\'Перехлестье\' - Алёна Алексина

         

Она не считала эту запуганную девушку чахоточного вида не стоящей доверия, просто… пока еще побаивалась делиться своим диковинным секретом. Зария тем временем молча семенила следом, не задавая никаких вопросов и явно робея.

Вообще чернушка всегда имела такой виноватый и покорный вид, что на нее против воли хотелось сорваться всякую секунду. Лиска сдерживалась изо всех сил и попутно гадала – отчего некоторые люди рождаются с острым чувством вины за сам факт своего существования? Помощница старательно делала все, что попросят, жалко суетилась, но при этом казалось, что работает… с какой-то покорной затаенной отрешенностью. Одним словом, острое желание прибить ее, чтобы не мучилась, вымотало Василисе всю душу.

Но… надо же как-то налаживать контакт? Тем более Зария так сильно мышилась, что слабые зачатки эмансипации, воспитанные в Ваське реальностью двадцать первого века, не позволяли равнодушно наблюдать за подобной смиренностью.

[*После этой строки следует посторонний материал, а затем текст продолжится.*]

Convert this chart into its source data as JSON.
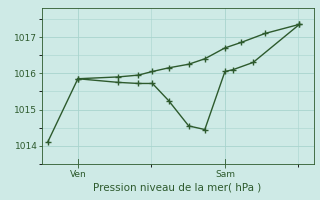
{
  "title": "Pression niveau de la mer( hPa )",
  "background_color": "#ceeae6",
  "line_color": "#2d5a2d",
  "grid_color": "#a8d4ce",
  "axis_color": "#2d5a2d",
  "tick_label_color": "#2d5a2d",
  "xlabel_color": "#2d5a2d",
  "ylim": [
    1013.5,
    1017.8
  ],
  "yticks": [
    1014,
    1015,
    1016,
    1017
  ],
  "series1_x": [
    0,
    1.5,
    3.5,
    4.5,
    5.2,
    6.0,
    7.0,
    7.8,
    8.8,
    9.2,
    10.2,
    12.5
  ],
  "series1_y": [
    1014.1,
    1015.85,
    1015.75,
    1015.72,
    1015.72,
    1015.25,
    1014.55,
    1014.45,
    1016.05,
    1016.1,
    1016.3,
    1017.35
  ],
  "series2_x": [
    1.5,
    3.5,
    4.5,
    5.2,
    6.0,
    7.0,
    7.8,
    8.8,
    9.6,
    10.8,
    12.5
  ],
  "series2_y": [
    1015.85,
    1015.9,
    1015.95,
    1016.05,
    1016.15,
    1016.25,
    1016.4,
    1016.7,
    1016.85,
    1017.1,
    1017.35
  ],
  "ven_x": 1.5,
  "sam_x": 8.8,
  "xlim": [
    -0.3,
    13.2
  ],
  "marker_style": "+",
  "marker_size": 4,
  "linewidth": 1.0
}
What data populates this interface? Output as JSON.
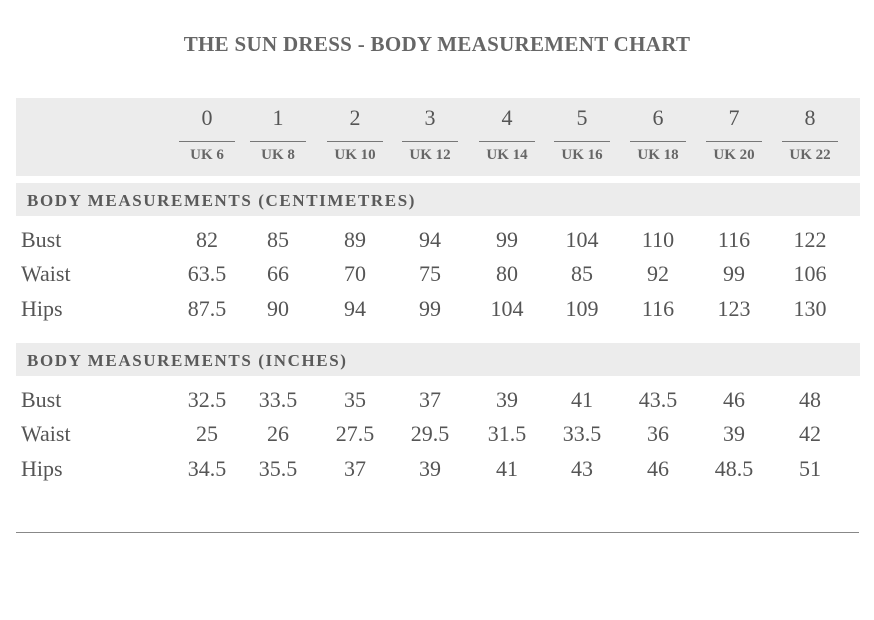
{
  "title": "THE SUN DRESS - BODY MEASUREMENT CHART",
  "sizes": [
    "0",
    "1",
    "2",
    "3",
    "4",
    "5",
    "6",
    "7",
    "8"
  ],
  "uk_sizes": [
    "UK 6",
    "UK 8",
    "UK 10",
    "UK 12",
    "UK 14",
    "UK 16",
    "UK 18",
    "UK 20",
    "UK 22"
  ],
  "sections": [
    {
      "heading": "BODY MEASUREMENTS (CENTIMETRES)",
      "rows": [
        {
          "label": "Bust",
          "values": [
            "82",
            "85",
            "89",
            "94",
            "99",
            "104",
            "110",
            "116",
            "122"
          ]
        },
        {
          "label": "Waist",
          "values": [
            "63.5",
            "66",
            "70",
            "75",
            "80",
            "85",
            "92",
            "99",
            "106"
          ]
        },
        {
          "label": "Hips",
          "values": [
            "87.5",
            "90",
            "94",
            "99",
            "104",
            "109",
            "116",
            "123",
            "130"
          ]
        }
      ]
    },
    {
      "heading": "BODY MEASUREMENTS (INCHES)",
      "rows": [
        {
          "label": "Bust",
          "values": [
            "32.5",
            "33.5",
            "35",
            "37",
            "39",
            "41",
            "43.5",
            "46",
            "48"
          ]
        },
        {
          "label": "Waist",
          "values": [
            "25",
            "26",
            "27.5",
            "29.5",
            "31.5",
            "33.5",
            "36",
            "39",
            "42"
          ]
        },
        {
          "label": "Hips",
          "values": [
            "34.5",
            "35.5",
            "37",
            "39",
            "41",
            "43",
            "46",
            "48.5",
            "51"
          ]
        }
      ]
    }
  ],
  "colors": {
    "band": "#ececec",
    "text": "#555555"
  }
}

Поэтому сейчас стряпуха тащила растерянную подчиненную в сторону, непонятную даже ей самой.

– Куда мы бежим? – Чернушка споткнулась и едва не упала.

Ой. Василиса совсем забыла, что она хромоножка и не может мчаться со скоростью орловского рысака.

– Как куда? На рынок, конечно!

– Но он же в другой стороне!

Прокляв в душе не только свой топографический кретинизм, а в принципе кретинизм, Васька круто развернулась и понеслась дальше, продолжая тянуть за собой упирающуюся Зарию.

– Да что ж ты еле тащишься? – кипятилась нетерпеливая кухарка. – Нам же зарплату дали!

– Нам? – Помощница захлопала глазами.

А Василиса, всю жизнь жившая по принципу – все, что делается вместе, оплачивается тоже вместе, просто не могла понять ее удивления.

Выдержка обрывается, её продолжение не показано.